Personal social media posts within your official role: how to strike a balance?

Social media has become an integral part of modern life. It keeps us in touch with friends and family, it informs us about our world, and it gives us a platform allowing us to be heard.

Social media can be a powerful force for good, and most organisations would encourage their employees to use social media in positive ways.

But many a times, your personal voice and beliefs may not align completely with your official one. How should this issue be navigated?

•Disclose your official role.

•Protect your organisation's vision and mission

•Use common sense when posting


Anyone can say anything on the internet. It is both the platform’s greatest strength and chief weakness. When you are posting on the internet, your integrity is on display for the entire world to see, so strive to be ethical, truthful, and decent.

When you are posting about your organisation, include the official handles and hashtags This lets people know that you have an affiliation that you actually believe in. In the bio section of your social media account, use a caveat: "Views are personal".

If you have a vested interest in something you are discussing, be the first to point it out and be specific about what it is.

Be yourself! Stick to your area of expertise. Only write about what you know.

Protect your organisation(s)

Many employees know things about the work that could affect their programmes or prospects. It is essential to safeguard sensitive information, especially on the internet.

Protecting your brand is part of your job, so posting any confidential information or stuff that is not meant for public consumption information is a huge no-no. If the information has not been officially released by your organisation, don’t discuss it. This includes financial information, partnership information, and legal information.
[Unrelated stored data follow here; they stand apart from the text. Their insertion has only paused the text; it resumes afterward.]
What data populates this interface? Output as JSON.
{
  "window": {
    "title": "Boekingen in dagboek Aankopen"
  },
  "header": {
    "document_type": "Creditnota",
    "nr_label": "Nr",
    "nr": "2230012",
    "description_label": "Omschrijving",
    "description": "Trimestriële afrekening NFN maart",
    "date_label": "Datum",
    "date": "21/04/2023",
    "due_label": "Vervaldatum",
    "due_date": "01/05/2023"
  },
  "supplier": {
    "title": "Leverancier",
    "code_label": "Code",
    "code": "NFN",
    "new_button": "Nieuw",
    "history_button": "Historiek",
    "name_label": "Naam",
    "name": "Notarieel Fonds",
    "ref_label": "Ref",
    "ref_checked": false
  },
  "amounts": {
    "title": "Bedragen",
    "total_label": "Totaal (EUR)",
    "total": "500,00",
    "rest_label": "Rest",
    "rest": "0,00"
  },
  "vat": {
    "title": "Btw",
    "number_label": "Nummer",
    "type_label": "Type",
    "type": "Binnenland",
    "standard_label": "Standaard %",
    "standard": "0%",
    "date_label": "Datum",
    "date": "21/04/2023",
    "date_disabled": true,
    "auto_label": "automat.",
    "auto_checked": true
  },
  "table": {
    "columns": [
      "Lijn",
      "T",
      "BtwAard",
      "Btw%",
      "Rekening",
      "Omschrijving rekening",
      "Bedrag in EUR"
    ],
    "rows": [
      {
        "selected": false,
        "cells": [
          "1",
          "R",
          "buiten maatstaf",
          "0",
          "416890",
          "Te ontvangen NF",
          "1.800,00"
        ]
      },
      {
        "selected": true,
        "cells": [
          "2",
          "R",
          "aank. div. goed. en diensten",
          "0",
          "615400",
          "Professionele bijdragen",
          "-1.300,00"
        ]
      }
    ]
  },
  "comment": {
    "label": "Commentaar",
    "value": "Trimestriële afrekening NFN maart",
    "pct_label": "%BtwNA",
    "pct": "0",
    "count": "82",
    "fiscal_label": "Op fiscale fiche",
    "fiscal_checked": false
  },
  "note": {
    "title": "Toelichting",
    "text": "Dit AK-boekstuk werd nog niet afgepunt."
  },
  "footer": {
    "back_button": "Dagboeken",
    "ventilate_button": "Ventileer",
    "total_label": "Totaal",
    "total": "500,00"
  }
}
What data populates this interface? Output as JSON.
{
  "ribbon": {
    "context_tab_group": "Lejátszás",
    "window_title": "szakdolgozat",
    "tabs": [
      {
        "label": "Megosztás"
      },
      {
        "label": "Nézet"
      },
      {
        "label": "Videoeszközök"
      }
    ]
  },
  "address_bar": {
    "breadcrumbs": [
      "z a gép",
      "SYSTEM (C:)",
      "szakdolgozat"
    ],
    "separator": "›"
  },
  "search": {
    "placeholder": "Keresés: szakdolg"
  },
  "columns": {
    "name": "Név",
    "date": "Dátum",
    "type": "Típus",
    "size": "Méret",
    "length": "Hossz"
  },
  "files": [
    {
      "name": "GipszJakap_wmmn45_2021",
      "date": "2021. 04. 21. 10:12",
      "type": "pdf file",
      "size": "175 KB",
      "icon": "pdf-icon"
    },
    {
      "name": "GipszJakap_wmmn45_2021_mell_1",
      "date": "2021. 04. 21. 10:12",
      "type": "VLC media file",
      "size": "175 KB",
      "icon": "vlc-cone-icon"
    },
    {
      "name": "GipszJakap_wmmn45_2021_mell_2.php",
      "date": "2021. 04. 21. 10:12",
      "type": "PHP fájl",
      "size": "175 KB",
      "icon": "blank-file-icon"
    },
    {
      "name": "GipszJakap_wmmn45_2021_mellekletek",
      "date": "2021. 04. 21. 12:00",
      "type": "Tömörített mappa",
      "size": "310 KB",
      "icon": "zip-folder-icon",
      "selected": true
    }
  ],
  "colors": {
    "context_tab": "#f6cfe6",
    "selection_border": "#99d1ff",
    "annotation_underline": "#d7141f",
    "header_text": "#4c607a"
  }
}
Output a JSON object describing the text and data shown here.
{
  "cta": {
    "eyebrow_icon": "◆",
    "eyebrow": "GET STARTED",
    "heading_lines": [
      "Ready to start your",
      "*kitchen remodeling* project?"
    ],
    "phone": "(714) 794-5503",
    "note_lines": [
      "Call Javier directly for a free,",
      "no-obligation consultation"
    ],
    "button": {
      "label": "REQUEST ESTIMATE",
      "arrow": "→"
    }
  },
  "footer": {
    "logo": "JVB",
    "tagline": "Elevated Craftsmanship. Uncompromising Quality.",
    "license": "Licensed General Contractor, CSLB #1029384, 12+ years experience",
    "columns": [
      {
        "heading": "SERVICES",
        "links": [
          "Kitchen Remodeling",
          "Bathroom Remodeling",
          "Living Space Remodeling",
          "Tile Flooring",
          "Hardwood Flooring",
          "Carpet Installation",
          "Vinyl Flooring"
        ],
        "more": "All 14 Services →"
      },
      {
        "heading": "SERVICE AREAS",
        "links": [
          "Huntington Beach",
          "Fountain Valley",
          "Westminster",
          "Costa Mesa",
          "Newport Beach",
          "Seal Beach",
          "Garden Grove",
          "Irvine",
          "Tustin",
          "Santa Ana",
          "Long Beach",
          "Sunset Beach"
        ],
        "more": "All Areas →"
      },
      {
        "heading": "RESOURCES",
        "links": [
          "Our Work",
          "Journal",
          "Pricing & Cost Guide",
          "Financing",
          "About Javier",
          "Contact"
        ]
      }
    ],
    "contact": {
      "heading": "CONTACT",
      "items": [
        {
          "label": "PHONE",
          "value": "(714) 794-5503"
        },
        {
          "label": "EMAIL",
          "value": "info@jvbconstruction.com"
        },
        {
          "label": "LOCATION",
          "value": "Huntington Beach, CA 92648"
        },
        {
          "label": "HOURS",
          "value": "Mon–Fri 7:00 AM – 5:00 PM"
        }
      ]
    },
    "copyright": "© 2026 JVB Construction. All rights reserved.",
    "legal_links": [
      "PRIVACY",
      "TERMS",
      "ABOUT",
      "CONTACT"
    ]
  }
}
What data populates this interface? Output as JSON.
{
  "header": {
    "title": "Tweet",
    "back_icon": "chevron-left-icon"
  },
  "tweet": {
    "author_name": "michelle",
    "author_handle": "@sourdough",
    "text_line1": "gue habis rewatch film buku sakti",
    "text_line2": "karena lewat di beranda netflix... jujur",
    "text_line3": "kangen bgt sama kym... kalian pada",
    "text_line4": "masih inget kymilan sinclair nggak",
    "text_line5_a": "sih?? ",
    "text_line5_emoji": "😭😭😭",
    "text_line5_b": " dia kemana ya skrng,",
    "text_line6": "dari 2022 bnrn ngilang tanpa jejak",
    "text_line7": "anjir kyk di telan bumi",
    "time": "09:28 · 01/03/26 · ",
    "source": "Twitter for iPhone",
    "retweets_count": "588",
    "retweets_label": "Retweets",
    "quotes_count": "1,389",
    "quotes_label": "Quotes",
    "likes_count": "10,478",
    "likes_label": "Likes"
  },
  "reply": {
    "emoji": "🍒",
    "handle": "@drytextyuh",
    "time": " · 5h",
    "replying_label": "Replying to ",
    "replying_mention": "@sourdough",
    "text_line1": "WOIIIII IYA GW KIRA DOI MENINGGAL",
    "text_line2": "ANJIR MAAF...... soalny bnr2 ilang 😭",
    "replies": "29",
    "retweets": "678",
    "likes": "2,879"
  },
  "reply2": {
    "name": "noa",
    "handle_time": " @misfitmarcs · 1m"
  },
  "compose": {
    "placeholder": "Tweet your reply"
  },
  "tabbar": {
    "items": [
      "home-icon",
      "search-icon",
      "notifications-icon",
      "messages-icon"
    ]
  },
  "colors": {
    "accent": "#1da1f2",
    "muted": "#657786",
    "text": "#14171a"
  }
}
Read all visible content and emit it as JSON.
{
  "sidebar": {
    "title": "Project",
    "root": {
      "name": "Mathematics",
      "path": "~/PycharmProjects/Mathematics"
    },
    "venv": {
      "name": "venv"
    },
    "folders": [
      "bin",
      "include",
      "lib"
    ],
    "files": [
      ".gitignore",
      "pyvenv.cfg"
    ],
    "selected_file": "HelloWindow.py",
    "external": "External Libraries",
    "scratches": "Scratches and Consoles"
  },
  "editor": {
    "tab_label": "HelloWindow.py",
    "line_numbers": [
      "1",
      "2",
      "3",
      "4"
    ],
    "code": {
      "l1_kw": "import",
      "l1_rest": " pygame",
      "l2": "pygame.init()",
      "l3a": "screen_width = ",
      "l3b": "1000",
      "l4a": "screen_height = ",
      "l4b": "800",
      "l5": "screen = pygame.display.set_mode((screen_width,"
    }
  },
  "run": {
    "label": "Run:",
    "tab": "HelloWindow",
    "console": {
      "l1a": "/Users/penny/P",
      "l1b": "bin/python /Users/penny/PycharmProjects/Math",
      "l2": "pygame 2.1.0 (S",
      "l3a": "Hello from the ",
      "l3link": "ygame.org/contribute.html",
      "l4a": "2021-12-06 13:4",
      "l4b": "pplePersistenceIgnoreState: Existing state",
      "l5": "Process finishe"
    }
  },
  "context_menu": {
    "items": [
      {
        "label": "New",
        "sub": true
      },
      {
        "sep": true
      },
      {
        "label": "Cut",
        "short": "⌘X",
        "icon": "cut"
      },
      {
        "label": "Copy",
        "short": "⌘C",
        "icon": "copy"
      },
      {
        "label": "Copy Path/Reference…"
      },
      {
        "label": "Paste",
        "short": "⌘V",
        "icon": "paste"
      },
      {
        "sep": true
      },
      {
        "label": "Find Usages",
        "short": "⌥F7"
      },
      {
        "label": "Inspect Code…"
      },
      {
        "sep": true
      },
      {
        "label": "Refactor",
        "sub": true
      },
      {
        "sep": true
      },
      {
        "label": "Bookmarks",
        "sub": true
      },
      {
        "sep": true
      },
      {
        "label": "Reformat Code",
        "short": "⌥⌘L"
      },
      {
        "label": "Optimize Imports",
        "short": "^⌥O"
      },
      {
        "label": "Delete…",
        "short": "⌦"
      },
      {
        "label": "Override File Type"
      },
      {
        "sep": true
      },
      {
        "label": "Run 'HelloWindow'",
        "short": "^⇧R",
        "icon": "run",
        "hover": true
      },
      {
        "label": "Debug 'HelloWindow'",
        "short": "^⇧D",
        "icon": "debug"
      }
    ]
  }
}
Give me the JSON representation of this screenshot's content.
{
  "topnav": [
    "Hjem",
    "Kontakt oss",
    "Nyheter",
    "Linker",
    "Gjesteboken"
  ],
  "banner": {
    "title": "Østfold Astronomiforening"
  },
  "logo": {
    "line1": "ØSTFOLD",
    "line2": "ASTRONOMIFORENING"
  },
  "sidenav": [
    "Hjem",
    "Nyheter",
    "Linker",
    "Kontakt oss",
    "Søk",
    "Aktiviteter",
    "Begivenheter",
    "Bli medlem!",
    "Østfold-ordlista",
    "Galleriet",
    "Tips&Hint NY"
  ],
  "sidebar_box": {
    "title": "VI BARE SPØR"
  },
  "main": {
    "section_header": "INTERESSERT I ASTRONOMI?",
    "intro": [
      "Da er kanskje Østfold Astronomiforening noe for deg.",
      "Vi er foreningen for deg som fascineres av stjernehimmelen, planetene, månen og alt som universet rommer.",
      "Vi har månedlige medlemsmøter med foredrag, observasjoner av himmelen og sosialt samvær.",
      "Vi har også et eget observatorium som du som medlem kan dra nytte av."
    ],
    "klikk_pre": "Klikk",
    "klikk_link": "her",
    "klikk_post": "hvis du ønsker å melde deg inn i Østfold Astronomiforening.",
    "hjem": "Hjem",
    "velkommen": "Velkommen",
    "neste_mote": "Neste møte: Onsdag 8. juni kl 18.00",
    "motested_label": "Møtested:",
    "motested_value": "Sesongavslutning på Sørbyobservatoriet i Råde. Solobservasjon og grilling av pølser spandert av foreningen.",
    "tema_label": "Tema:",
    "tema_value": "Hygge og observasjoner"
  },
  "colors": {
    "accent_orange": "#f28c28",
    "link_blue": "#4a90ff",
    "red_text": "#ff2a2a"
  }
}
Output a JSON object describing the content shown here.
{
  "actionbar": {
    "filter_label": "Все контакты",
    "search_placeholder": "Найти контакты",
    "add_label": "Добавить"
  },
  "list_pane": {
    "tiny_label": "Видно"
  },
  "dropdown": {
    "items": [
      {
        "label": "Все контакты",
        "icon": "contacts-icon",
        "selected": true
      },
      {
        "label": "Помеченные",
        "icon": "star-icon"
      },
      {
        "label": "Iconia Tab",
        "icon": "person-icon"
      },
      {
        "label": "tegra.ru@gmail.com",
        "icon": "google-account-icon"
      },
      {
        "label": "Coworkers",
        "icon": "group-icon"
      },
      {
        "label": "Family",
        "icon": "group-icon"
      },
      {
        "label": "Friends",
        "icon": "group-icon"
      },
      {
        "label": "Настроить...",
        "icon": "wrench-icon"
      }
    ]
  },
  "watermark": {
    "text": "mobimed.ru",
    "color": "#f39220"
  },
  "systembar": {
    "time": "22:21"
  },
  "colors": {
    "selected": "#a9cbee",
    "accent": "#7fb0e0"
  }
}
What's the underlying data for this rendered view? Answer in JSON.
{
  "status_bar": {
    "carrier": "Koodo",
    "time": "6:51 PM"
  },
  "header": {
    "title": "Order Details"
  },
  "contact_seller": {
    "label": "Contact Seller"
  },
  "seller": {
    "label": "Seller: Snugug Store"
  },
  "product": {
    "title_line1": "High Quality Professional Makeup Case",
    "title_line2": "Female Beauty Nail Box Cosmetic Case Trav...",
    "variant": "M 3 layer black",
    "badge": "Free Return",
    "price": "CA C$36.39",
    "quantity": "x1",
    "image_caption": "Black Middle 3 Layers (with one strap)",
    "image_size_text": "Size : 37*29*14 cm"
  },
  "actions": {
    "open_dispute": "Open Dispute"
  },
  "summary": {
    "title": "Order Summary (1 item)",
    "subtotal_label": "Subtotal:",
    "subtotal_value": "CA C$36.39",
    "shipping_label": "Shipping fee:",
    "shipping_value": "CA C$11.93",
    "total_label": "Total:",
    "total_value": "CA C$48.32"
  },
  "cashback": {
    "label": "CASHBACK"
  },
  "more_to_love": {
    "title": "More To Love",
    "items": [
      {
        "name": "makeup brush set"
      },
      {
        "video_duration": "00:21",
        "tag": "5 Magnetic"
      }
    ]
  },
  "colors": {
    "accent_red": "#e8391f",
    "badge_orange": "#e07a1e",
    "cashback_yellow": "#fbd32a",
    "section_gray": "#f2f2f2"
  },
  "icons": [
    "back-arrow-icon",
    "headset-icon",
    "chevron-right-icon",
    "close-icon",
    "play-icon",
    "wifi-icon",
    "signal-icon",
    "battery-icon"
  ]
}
Don’t slam your organisation or your competitors, unless you are an authorized spokesperson, identified, selected, and approved by your organisation. If you are unsure whether or not to post something, err on the side of caution and don’t.

Anything you publish must be true and not misleading, and all claims must be substantiated.

Use Common Sense

When you are online, you are representing your organisation's people and its values. There is no room for bigotry, prejudice, misogyny, or hatred in most companies!

Did you mess up? It happens. If you make a mistake, admit it immediately. Apologize if you need to. Be upfront, and correct the error as soon as possible.

If you're posting to a blog, you may choose to modify an earlier post—just make it clear that you have done so.

Done right, your social media presence can be a powerful way to remain connected and build your voice. However, from public spats, online abuse to legally chargeable threats, it's a morass out there. Take care of your social media presence!